R dada_opts R default dada2-rs flag dada2-rs default match
OMEGA_A 1e-40 --omega-a 1e-40
OMEGA_P 1e-4 --omega-p 1e-4
OMEGA_C 1e-40 --omega-c 1e-40 (dada) / 0 (learn) ✅ †
DETECT_SINGLETONS FALSE --detect-singletons false
USE_KMERS TRUE --no-kmer-screen on
KDIST_CUTOFF 0.42 --kdist-cutoff 0.42
MAX_CONSIST 10 --max-consist (learn) 10
MATCH 5 --match 5
MISMATCH -4 --mismatch -4
GAP_PENALTY -8 --gap-p -8
BAND_SIZE 16 --band 16
MAX_CLUST 0 --max-clust 0
MIN_FOLD 1 --min-fold 1
MIN_HAMMING 1 --min-hamming 1
MIN_ABUNDANCE 1 --min-abund 1
USE_QUALS TRUE --use-quals true
HOMOPOLYMER_GAP_PENALTY NULL --homo-gap-p --gap-p ✅ ‡
GREEDY TRUE --greedy true
PSEUDO_PREVALENCE 2 --pseudo-prevalence 2
PSEUDO_ABUNDANCE Inf --pseudo-min-abundance off (= Inf)
VECTORIZED_ALIGNMENT TRUE — (always on) ◻︎ perf
GAPLESS TRUE — (always on) ◻︎ perf
SSE 2 — (Rust autovectorizes) ◻︎ N/A

These flags apply to the denoising and error-learning subcommands (dada, dada-pooled, dada-pseudo, learn-errors, errors-from-sample). remove-bimera-denovo additionally honors --match / --mismatch / --gap-p, matching R's removeBimeraDenovo (which respects the global GAP_PENALTY).

Notes

  • OMEGA_C — the base dada_opts default is 1e-40, but learnErrors() overrides it to 0 internally (error inference shouldn't merge by abundance p-value). dada2-rs encodes the same split: 1e-40 for the dada* commands, 0 for learn-errors. It is not inherited via --inherit-err-params.

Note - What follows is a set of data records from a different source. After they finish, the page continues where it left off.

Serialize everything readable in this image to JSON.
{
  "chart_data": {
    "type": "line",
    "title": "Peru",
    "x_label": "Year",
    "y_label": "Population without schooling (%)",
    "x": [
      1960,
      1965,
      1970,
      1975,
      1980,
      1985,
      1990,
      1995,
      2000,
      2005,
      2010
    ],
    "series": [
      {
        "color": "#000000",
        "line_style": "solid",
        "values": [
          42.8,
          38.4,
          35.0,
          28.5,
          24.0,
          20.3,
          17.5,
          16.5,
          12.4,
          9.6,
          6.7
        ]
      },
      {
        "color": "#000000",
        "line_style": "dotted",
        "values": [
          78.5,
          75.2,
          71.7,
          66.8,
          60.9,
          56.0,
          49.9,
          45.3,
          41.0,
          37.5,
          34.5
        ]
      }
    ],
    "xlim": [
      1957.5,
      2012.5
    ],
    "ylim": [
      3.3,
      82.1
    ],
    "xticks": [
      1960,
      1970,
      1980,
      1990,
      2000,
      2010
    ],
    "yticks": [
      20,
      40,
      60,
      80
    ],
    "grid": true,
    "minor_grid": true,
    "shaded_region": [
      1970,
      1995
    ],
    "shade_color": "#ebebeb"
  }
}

  • HOMOPOLYMER_GAP_PENALTY = NULL — in R, NULL means "score homopolymer gaps with the normal GAP_PENALTY." dada2-rs reproduces this: when --homo-gap-p is unset it falls back to whatever --gap-p resolves to (so --gap-p -4 alone yields homo_gap_p = -4), rather than pinning a literal default.

  • Scalar MATCH / MISMATCH — R's full 4×4 SCORE_MATRIX is commented out in dada.R; the active path uses the scalar MATCH/MISMATCH (uniform +5 diagonal / −4 off-diagonal). dada2-rs matches that active path.

  • VECTORIZED_ALIGNMENT / GAPLESS / SSE — deliberately not exposed. These are implementation/performance toggles, not algorithm parameters: dada2-rs always uses its vectorized banded aligner, and SSE = 2 (R's SSE2 selection) is moot since the Rust kernel autovectorizes (with AVX2/AVX-512 available via a release-native build). They are result-equivalent.

Beyond setDadaOpt(): --kmer-size

KMER_SIZE is not a setDadaOpt() option — R fixes the k-mer screen at k = 5 in its C layer. dada2-rs exposes it as a tunable flag, --kmer-size (3–8, default 5). The default matches R exactly, but the knob lets PacBio HiFi runs trade memory for speed (e.g. k = 7); see the PacBio walkthrough. This is the one place dada2-rs goes beyond R's parameter surface.